Finally! Some dictator news that doesn't involve Fidel Castro or Hugo Chavez.
Yesterday, the exiled former dictator of Paraguay Generalissimo Alfredo Stroessner, died of pneumonia at age 93 in Brasilia, Brazil.
Stroessner had been out of the political picture since his ouster in a 1989 military coup, but managed to control Paraguay with an iron fist for 35 years. After fighting in Paraguay's disastrous Chaco War, Stroessner rose metorically through the ranks of the Paraguayan military, attaining the rank of Brigadier General by the very young age of 36.
In 1954, Stroessner knocked out the president of Paraguay in a military coup, and proceeded to hold onto power for the next 35 years, a record only Fidel Castro has broken in the Americas. A dedicated anti-communist, Stroessner never attempted to explain his own political philosophy in very much depth, but the political style of his autocratic rule leaned towards state nationalism and fascism, which certainly may have explained his prediliction for offering political asylum in Paraguay to fugitive Nazi war criminals, including the Angel of Death himself, Josef Menegele.
On the foreign stage, Stroessner leaned towards isolationism. His anti-communist stance put him in America's good graces starting with the Eisenhower administration, but he found himself abandoned by the United States after presidents Carter and Reagan cut political ties with him over Paraguay's abysmal human rights record. On the domestic front, Stroessner has been grudgingly credited with making tangible improvements to Paraguay's infrastructure and economy, including greenlighting and financing Paraguayan participation in the massive Itaipu dam project that turned his impoverished nation into an energy exporter.

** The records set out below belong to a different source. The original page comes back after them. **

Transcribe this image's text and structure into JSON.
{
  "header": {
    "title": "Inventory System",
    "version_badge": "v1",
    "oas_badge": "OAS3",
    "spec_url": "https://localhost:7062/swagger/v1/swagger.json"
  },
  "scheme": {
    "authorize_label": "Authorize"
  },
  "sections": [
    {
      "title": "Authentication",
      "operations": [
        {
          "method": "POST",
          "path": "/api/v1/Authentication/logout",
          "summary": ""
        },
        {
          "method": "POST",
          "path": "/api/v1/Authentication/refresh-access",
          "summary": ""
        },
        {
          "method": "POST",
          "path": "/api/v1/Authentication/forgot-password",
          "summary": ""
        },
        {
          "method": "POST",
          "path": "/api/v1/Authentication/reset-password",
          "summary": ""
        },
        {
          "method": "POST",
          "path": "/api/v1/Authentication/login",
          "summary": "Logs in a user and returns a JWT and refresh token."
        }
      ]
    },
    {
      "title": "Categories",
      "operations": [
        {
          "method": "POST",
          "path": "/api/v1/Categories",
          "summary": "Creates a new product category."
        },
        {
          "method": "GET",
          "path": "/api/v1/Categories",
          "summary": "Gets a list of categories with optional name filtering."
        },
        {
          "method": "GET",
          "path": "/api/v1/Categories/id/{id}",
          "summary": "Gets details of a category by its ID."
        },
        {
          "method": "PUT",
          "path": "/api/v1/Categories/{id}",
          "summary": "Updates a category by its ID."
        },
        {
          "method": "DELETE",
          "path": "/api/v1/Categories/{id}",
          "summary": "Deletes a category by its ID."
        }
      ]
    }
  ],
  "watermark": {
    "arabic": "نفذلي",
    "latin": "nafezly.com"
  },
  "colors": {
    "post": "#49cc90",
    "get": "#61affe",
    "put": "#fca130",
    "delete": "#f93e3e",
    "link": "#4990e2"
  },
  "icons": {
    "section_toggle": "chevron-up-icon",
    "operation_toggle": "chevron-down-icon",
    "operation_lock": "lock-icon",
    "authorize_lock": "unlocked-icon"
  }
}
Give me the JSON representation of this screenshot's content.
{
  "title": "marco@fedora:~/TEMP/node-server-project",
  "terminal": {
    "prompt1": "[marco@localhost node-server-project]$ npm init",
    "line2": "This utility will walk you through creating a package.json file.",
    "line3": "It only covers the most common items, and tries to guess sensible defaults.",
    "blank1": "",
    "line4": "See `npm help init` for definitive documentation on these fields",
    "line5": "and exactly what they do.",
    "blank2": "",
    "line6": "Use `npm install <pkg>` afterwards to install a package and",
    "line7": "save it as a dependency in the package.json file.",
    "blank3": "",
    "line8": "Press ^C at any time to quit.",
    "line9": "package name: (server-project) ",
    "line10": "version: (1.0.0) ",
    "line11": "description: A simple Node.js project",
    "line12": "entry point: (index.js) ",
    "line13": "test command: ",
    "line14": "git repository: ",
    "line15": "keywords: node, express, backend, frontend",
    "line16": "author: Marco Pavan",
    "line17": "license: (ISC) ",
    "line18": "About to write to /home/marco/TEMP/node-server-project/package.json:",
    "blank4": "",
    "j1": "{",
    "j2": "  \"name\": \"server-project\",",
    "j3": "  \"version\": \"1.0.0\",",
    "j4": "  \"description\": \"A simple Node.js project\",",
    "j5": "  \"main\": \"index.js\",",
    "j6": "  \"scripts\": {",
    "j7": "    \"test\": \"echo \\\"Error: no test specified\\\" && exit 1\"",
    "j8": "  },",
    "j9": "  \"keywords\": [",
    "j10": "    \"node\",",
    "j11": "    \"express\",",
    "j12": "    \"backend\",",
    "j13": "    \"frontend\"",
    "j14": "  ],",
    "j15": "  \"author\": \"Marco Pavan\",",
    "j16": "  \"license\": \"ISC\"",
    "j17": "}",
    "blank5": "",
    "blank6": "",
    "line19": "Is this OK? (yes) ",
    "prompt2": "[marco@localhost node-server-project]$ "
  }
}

With Stroessner's passing, the age of the right wing South American generalissimo is quickly drawing to a close. Only Jorge Videla of Argentina and Augusto Pinochet of Chile remain alive (if deposed), and both are elderly and frail. Clearly, the era of strutting banana republic brasshats has ended. The new breed of dictators, epitomized by the likes of the like of Hugo Chavez, have changed the political and personal style, but the substance remains more or less the same.